A flexible spending account (FSA) is a type of tax-advantaged financial account that is usually set up through an employer. The most common form of FSA is the medical expense account. Many times the FSA is offered in addition to traditional types of health insurance and can cover various items and procedures, such as cosmetic surgery, acupuncture, dental expenses, vision care and other items, that standard health insurance will not touch.

FSA plans likely cover anything that improves overall quality of health, including over-the-counter medications, gym memberships or yoga classes. The majority of FSA plans offer a credit card that allows the cardholder to pay for the goods immediately and electronically pass on their purchase information directly to the company, doing away with paperwork. Flexible spending accounts (FSA) usually have a five-thousand dollar limit, and some plans allow you to cover your children or spouse.

One of the major advantages of the FSA is the nifty tax break that it bestows upon the account holder. Usually FSA payments are withdrawn straight from a paycheck, but they are withdrawn before taxes are taken out.
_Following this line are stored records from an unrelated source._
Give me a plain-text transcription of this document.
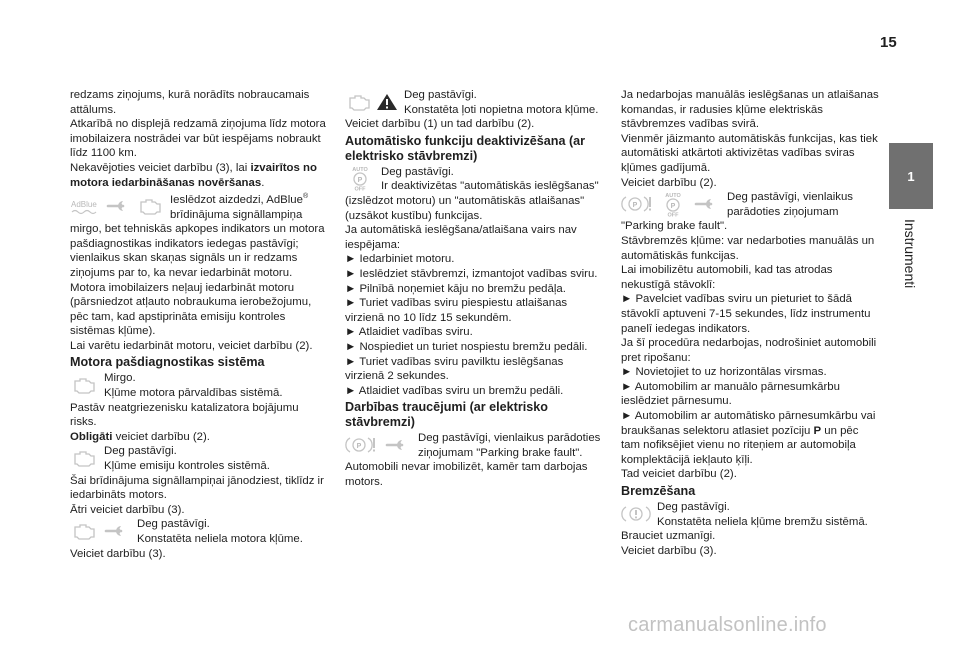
15
1
Instrumenti

redzams ziņojums, kurā norādīts nobraucamais attālums.

Atkarībā no displejā redzamā ziņojuma līdz motora imobilaizera nostrādei var būt iespējams nobraukt līdz 1100 km.

Nekavējoties veiciet darbību (3), lai izvairītos no motora iedarbināšanas novēršanas.

AdBlue	Ieslēdzot aizdedzi, AdBlue® brīdinājuma signāllampiņa mirgo, bet tehniskās apkopes indikators un motora pašdiagnostikas indikators iedegas pastāvīgi; vienlaikus skan skaņas signāls un ir redzams ziņojums par to, ka nevar iedarbināt motoru.

Motora imobilaizers neļauj iedarbināt motoru (pārsniedzot atļauto nobraukuma ierobežojumu, pēc tam, kad apstiprināta emisiju kontroles sistēmas kļūme).

Lai varētu iedarbināt motoru, veiciet darbību (2).

Motora pašdiagnostikas sistēma

Mirgo.

Kļūme motora pārvaldības sistēmā.

Pastāv neatgriezenisku katalizatora bojājumu risks.

Obligāti veiciet darbību (2).

Deg pastāvīgi.

Kļūme emisiju kontroles sistēmā.

Šai brīdinājuma signāllampiņai jānodziest, tiklīdz ir iedarbināts motors.

Ātri veiciet darbību (3).

Deg pastāvīgi.

Konstatēta neliela motora kļūme.

Veiciet darbību (3).

Deg pastāvīgi.

Konstatēta ļoti nopietna motora kļūme.

Veiciet darbību (1) un tad darbību (2).

Automātisko funkciju deaktivizēšana (ar elektrisko stāvbremzi)
AUTO
P
OFF

Deg pastāvīgi.

Ir deaktivizētas "automātiskās ieslēgšanas" (izslēdzot motoru) un "automātiskās atlaišanas" (uzsākot kustību) funkcijas.

Ja automātiskā ieslēgšana/atlaišana vairs nav iespējama:

► Iedarbiniet motoru.

► Ieslēdziet stāvbremzi, izmantojot vadības sviru.

► Pilnībā noņemiet kāju no bremžu pedāļa.

► Turiet vadības sviru piespiestu atlaišanas virzienā no 10 līdz 15 sekundēm.

► Atlaidiet vadības sviru.

► Nospiediet un turiet nospiestu bremžu pedāli.

► Turiet vadības sviru pavilktu ieslēgšanas virzienā 2 sekundes.

► Atlaidiet vadības sviru un bremžu pedāli.

Darbības traucējumi (ar elektrisko stāvbremzi)
P

Deg pastāvīgi, vienlaikus parādoties ziņojumam "Parking brake fault".

Automobili nevar imobilizēt, kamēr tam darbojas motors.

Ja nedarbojas manuālās ieslēgšanas un atlaišanas komandas, ir radusies kļūme elektriskās stāvbremzes vadības svirā.

Vienmēr jāizmanto automātiskās funkcijas, kas tiek automātiski atkārtoti aktivizētas vadības sviras kļūmes gadījumā.

Veiciet darbību (2).

P
AUTO
P
OFF

Deg pastāvīgi, vienlaikus parādoties ziņojumam "Parking brake fault".

Stāvbremzēs kļūme: var nedarboties manuālās un automātiskās funkcijas.

Lai imobilizētu automobili, kad tas atrodas nekustīgā stāvoklī:

► Pavelciet vadības sviru un pieturiet to šādā stāvoklī aptuveni 7-15 sekundes, līdz instrumentu panelī iedegas indikators.

Ja šī procedūra nedarbojas, nodrošiniet automobili pret ripošanu:

► Novietojiet to uz horizontālas virsmas.

► Automobilim ar manuālo pārnesumkārbu ieslēdziet pārnesumu.

► Automobilim ar automātisko pārnesumkārbu vai braukšanas selektoru atlasiet pozīciju P un pēc tam nofiksējiet vienu no riteņiem ar automobiļa komplektācijā iekļauto ķīļi.

Tad veiciet darbību (2).

Bremzēšana

Deg pastāvīgi.

Konstatēta neliela kļūme bremžu sistēmā.

Brauciet uzmanīgi.

Veiciet darbību (3).

carmanualsonline.info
This allows a shrewd investor to pay into his or her flexible spending account (FSA) with their pre-tax salary, reducing the cost of that payment and lessening the amount of taxes the investor pays overall.
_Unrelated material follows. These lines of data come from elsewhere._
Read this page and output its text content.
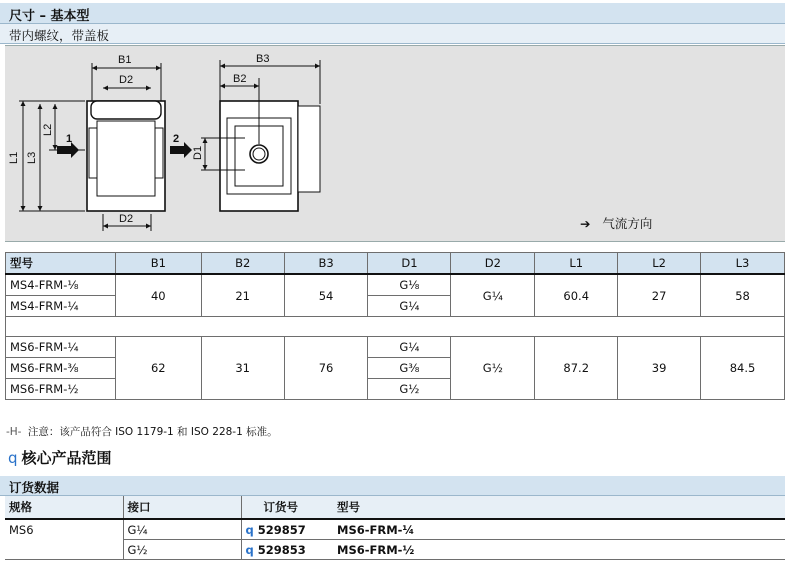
尺寸 – 基本型
带内螺纹，带盖板
B1
D2
D2
1	2
B3
B2
L1 L3
L2
D1
➔ 气流方向
型号	B1	B2	B3	D1	D2	L1	L2	L3
MS4-FRM-⅛	40	21	54	G⅛	G¼	60.4	27	58
MS4-FRM-¼				G¼				

MS6-FRM-¼	62	31	76	G¼	G½	87.2	39	84.5
MS6-FRM-⅜				G⅜				
MS6-FRM-½				G½				
-H- 注意：该产品符合 ISO 1179-1 和 ISO 228-1 标准。
q 核心产品范围
订货数据
规格	接口	订货号	型号
MS6	G¼	q 529857	MS6-FRM-¼
	G½	q 529853	MS6-FRM-½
The major disadvantage is that, like some cell phone companies, you can’t roll an FSA over. The investor, as the saying goes, either uses it or loses it. This, however, can also be seen as a benefit.

Instead of waiting around to get sick, the account holder has an excuse to take a proactive approach to his or her own health. Towards the end of the coverage cycle, a person may have x dollars left unspent in the FSA. It is at this time of year that a wise investor may want to look at making expensive health care decisions. Beside stockpiling aspirin, the flexible spending account holder might want to research the various elective procedures that are available and use their FSA money there.

Many people use their abundance of health care dollars for laser eye surgeries such as LASIK, SBK or PRK. These surgeries usually cost below the FSA account limit of five-thousand dollars. They typically land somewhere between the two-thousand to four-thousand dollar range. An account holder saddled with vision problems may want to think about getting refractive surgery. Not only do the results last for years, possibly a lifetime, but the savings on eyeglasses and contact lenses in the upcoming coverage cycles can allow the next stockpile of FSA dollars go towards that therapeutic Whirlpool spa that you‘ve had your eye on.